Washington Post Cartoonist Fires After Drawing Bezos, Other Trump Billionaires Banned


Editorial cartoonist Anne Thelnes

Courtesy of Anne Thelnes

A Washington Post cartoonist has quit her job at a newspaper, saying her bosses blocked the publication of a satirical cartoon featuring billionaires, including one who looks like the owner of the Post Jeff Bezoskneeling before the president-elect Donald Trump.

Anne ThelnessPulitzer Prize-winning cartoonist, said in a blog post on Friday that she throw the paper after the image has been rejected. It was the first time in the Post that a cartoon was “killed because of who or what I chose to aim my pen at,” Thelnes wrote.

A rough sketch of the cartoon, posted on Telnaes’s Substack blog, shows several men kneeling before a larger man in a suit and long tie, who represents Trump. Telnaes wrote that the similarity with Metaplatforms General director Mark ZuckerbergOpenAI CEO Sam Altman, Los Angeles Times Publisher Patrick Soon-Shiong and Bezos. Three men are holding bags of money. Also included is an image of the Mickey Mouse cartoon character that presents Walt DisneyABC News.

A satirical drawing by Washington Post cartoonist Ann Thelnes, who resigned after being denied.

Courtesy of Anne Thelnes

The drawing was rejected outright by the paper, with no suggestions for potential changes, Telnaes said in an email to CNBC.

David Shipley, the Washington Post’s editorial page editor, said in a statement that the cartoon was rejected because of its similarity to the newspaper’s columns, not because of who it was aimed at.

“I respect Ann Thelnes and all she has given The Post. But I have to disagree with her interpretation of events. Not every editorial opinion is a reflection of a malevolent force. My decision was guided by the fact that we had just published a column on the same topic as the cartoon and had already planned to publish another column – satires – the only bias against repetition,” Shipley said in a statement.

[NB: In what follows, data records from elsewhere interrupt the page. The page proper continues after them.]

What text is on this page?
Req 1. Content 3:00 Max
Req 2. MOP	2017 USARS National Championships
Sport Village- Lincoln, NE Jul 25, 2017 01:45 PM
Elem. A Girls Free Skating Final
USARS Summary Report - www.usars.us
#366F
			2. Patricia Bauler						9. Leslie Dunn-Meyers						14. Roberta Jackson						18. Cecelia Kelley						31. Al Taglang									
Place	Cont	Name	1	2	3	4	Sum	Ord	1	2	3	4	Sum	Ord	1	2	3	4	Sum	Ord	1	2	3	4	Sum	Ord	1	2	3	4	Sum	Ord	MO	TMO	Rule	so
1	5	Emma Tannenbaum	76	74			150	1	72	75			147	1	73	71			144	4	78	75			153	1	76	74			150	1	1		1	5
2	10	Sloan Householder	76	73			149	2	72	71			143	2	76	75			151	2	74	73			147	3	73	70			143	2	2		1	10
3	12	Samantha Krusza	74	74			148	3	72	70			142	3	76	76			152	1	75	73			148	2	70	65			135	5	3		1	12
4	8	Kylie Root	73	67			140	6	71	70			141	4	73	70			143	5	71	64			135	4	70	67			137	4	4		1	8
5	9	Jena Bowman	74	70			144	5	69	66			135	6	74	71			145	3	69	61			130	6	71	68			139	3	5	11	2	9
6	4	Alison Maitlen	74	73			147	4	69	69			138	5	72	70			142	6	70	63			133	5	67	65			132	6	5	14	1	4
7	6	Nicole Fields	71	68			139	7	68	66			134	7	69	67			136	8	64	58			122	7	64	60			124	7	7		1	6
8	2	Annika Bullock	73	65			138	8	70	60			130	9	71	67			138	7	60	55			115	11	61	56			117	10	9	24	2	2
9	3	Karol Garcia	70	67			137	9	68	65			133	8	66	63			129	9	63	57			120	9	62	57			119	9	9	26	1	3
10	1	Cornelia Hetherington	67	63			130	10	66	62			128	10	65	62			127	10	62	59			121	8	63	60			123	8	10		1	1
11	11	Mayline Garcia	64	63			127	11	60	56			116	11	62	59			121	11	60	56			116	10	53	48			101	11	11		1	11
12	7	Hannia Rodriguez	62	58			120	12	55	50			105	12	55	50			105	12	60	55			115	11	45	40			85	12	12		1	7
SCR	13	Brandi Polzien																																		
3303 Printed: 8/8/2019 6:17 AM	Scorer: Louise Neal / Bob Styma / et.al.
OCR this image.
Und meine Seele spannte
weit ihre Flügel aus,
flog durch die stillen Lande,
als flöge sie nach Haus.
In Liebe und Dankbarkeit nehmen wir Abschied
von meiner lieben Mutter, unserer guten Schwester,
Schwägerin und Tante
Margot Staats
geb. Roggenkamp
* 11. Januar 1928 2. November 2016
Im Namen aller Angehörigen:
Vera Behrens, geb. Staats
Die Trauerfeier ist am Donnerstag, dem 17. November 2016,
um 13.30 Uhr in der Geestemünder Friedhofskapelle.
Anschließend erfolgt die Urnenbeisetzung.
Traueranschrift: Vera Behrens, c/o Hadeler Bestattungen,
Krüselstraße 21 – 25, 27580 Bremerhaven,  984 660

The cartoonist’s departure comes amid controversy over how the media and corporate executives operate treated Trumpboth before and after the November elections.

The Washington Post reported that Bezos spoke sharply planned support for Trump’s opponent Kamala Harris newspaper on the eve of the presidential elections. At the Los Angeles Times, Soon-Shiong also decided that the paper should disclaim any endorsement in the presidential race, which caused the resignation of several members of the editorial board.

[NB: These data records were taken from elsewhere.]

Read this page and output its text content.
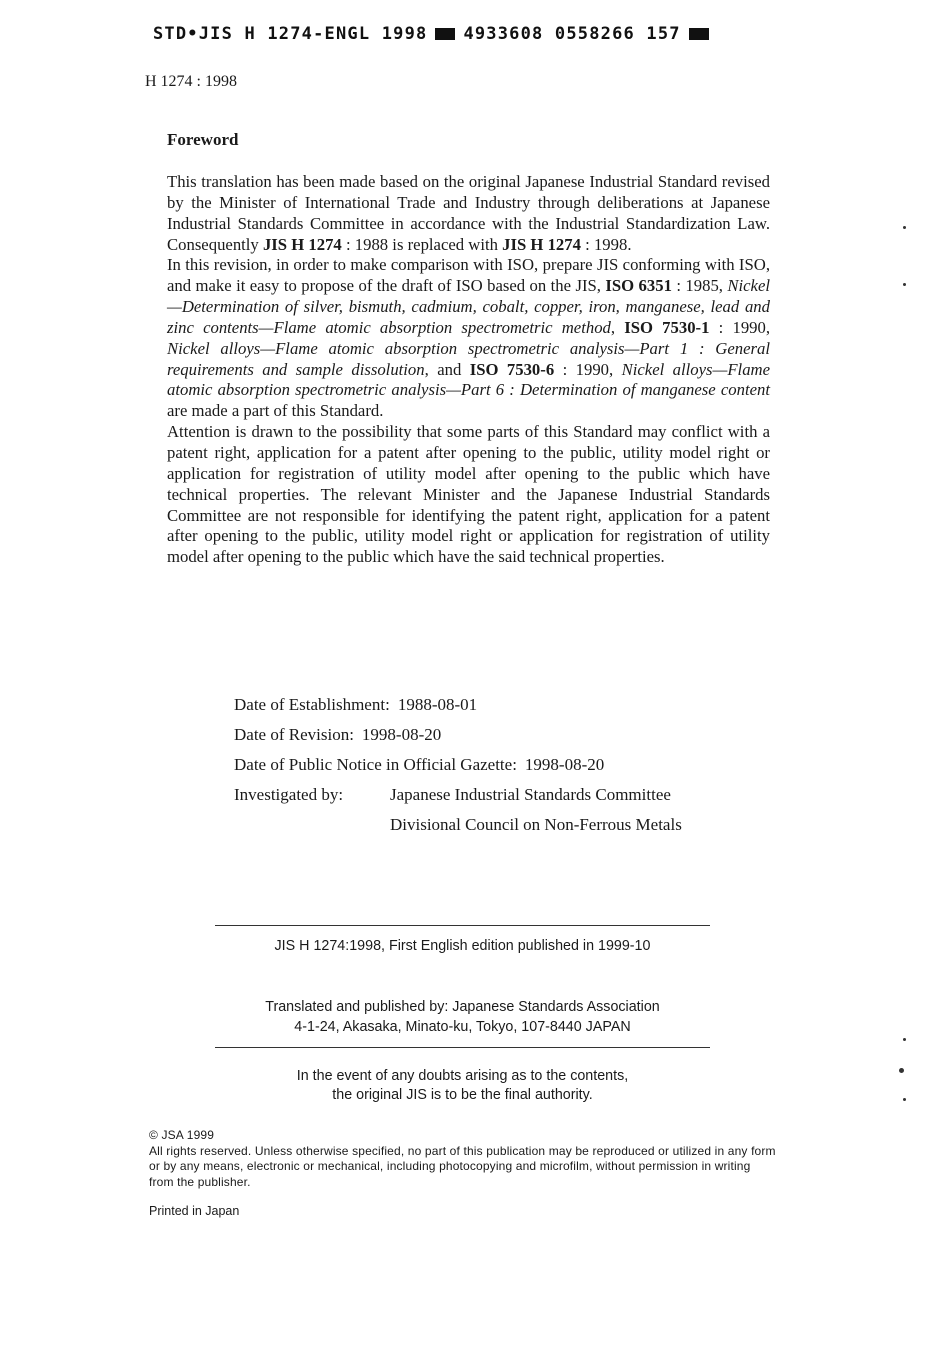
STD•JIS H 1274-ENGL 1998 4933608 0558266 157
H 1274 : 1998
Foreword

This translation has been made based on the original Japanese Industrial Standard revised by the Minister of International Trade and Industry through deliberations at Japanese Industrial Standards Committee in accordance with the Industrial Standardization Law. Consequently JIS H 1274 : 1988 is replaced with JIS H 1274 : 1998.

In this revision, in order to make comparison with ISO, prepare JIS conforming with ISO, and make it easy to propose of the draft of ISO based on the JIS, ISO 6351 : 1985, Nickel—Determination of silver, bismuth, cadmium, cobalt, copper, iron, manganese, lead and zinc contents—Flame atomic absorption spectrometric method, ISO 7530-1 : 1990, Nickel alloys—Flame atomic absorption spectrometric analysis—Part 1 : General requirements and sample dissolution, and ISO 7530-6 : 1990, Nickel alloys—Flame atomic absorption spectrometric analysis—Part 6 : Determination of manganese content are made a part of this Standard.

Attention is drawn to the possibility that some parts of this Standard may conflict with a patent right, application for a patent after opening to the public, utility model right or application for registration of utility model after opening to the public which have technical properties. The relevant Minister and the Japanese Industrial Standards Committee are not responsible for identifying the patent right, application for a patent after opening to the public, utility model right or application for registration of utility model after opening to the public which have the said technical properties.

Date of Establishment: 1988-08-01
Date of Revision: 1998-08-20
Date of Public Notice in Official Gazette: 1998-08-20
Investigated by:	Japanese Industrial Standards Committee
Divisional Council on Non-Ferrous Metals
JIS H 1274:1998, First English edition published in 1999-10
Translated and published by: Japanese Standards Association
4-1-24, Akasaka, Minato-ku, Tokyo, 107-8440 JAPAN
In the event of any doubts arising as to the contents,
the original JIS is to be the final authority.
© JSA 1999
All rights reserved. Unless otherwise specified, no part of this publication may be reproduced or utilized in any form or by any means, electronic or mechanical, including photocopying and microfilm, without permission in writing from the publisher.
Printed in Japan
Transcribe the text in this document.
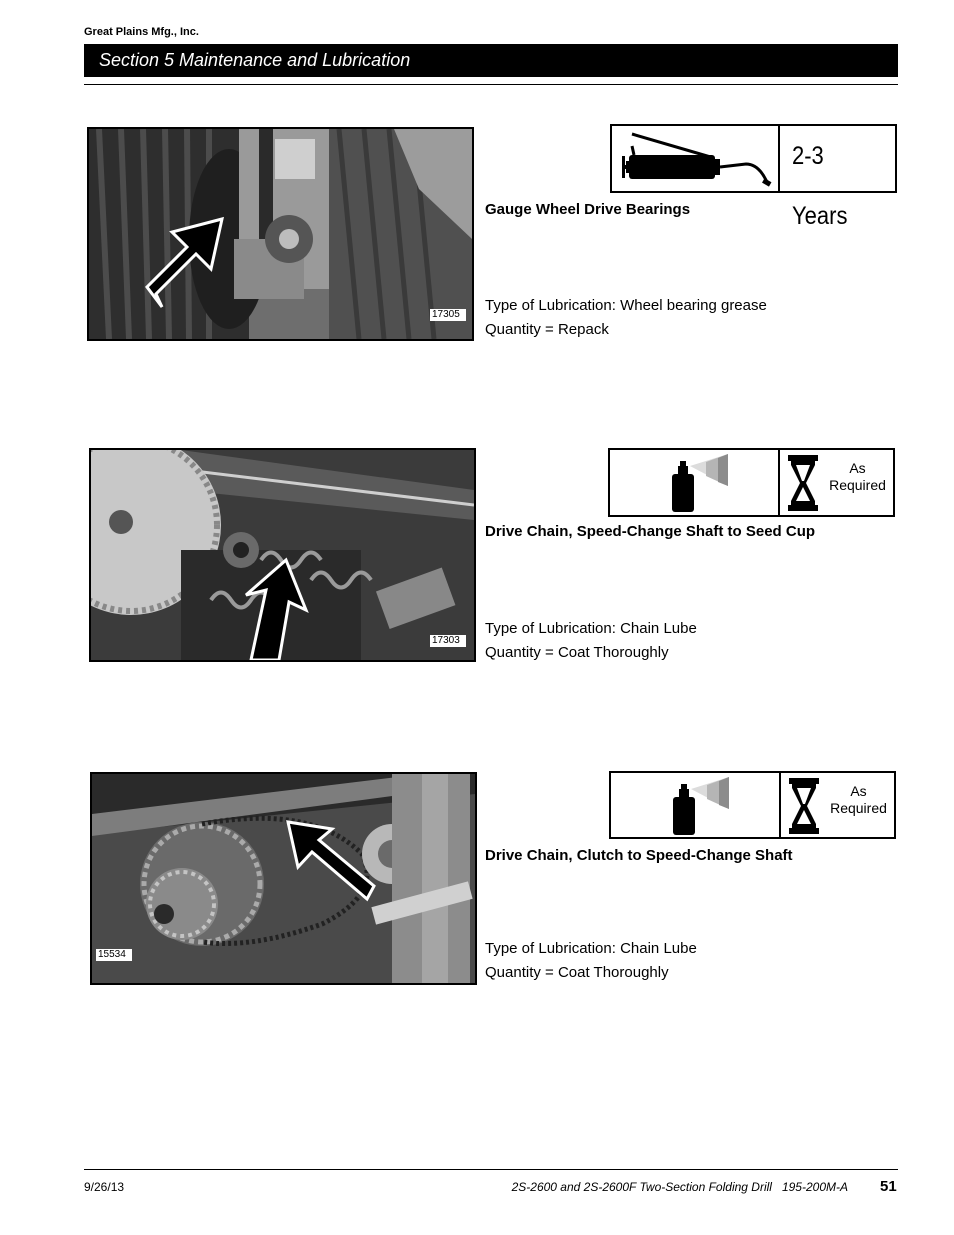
Great Plains Mfg., Inc.
Section 5 Maintenance and Lubrication
17305
2-3 Years
Gauge Wheel Drive Bearings
Type of Lubrication: Wheel bearing grease
Quantity = Repack
17303
As
Required
Drive Chain, Speed-Change Shaft to Seed Cup
Type of Lubrication: Chain Lube
Quantity = Coat Thoroughly
15534
As
Required
Drive Chain, Clutch to Speed-Change Shaft
Type of Lubrication: Chain Lube
Quantity = Coat Thoroughly
9/26/13	2S-2600 and 2S-2600F Two-Section Folding Drill   195-200M-A 51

Meanwhile, ABC News has settled a defamation lawsuit against Trump 15 million dollarswhich drew criticism from some media law experts who felt the news organization had a strong case.

Bezos and Zuckerberg, through Meta, planned to donate $1 million to Trump’s inaugural fund. The Wall Street Journal reported last monthand were among several billionaires who met with Trump at his Mar-a-Lago home after his election victory. Multiple outlets report that OpenAI’s Altman is, too donating $1 million to the inaugural fund.

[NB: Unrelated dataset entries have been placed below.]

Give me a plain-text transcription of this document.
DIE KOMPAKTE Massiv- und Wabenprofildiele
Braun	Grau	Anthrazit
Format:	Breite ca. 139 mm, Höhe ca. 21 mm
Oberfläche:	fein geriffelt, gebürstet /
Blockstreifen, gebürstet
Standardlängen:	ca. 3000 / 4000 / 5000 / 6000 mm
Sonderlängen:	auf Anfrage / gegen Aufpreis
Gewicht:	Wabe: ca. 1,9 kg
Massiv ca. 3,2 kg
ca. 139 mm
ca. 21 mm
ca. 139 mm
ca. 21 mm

Sen. Elizabeth WarrenD-Mass, weighed on Telnes’ resignation on X, saying the cartoon was “worth sharing”: “Big tech executives are bowing to Donald Trump, and it’s no wonder why: Billionaires like Jeff Bezos like to pay lower taxes than public school teachers. “

Telnas’ departure is the latest of several internal reshuffles at the Post. Publisher and CEO Will Lewis took over the paper last year and clashed with the editors, as reports NPR. Several of the paper’s top editors have left since Lewis took over.

Telnaes won the Pulitzer Prize for editorial cartooning in 2001. She wrote on her blog that she had worked at the Post since 2008.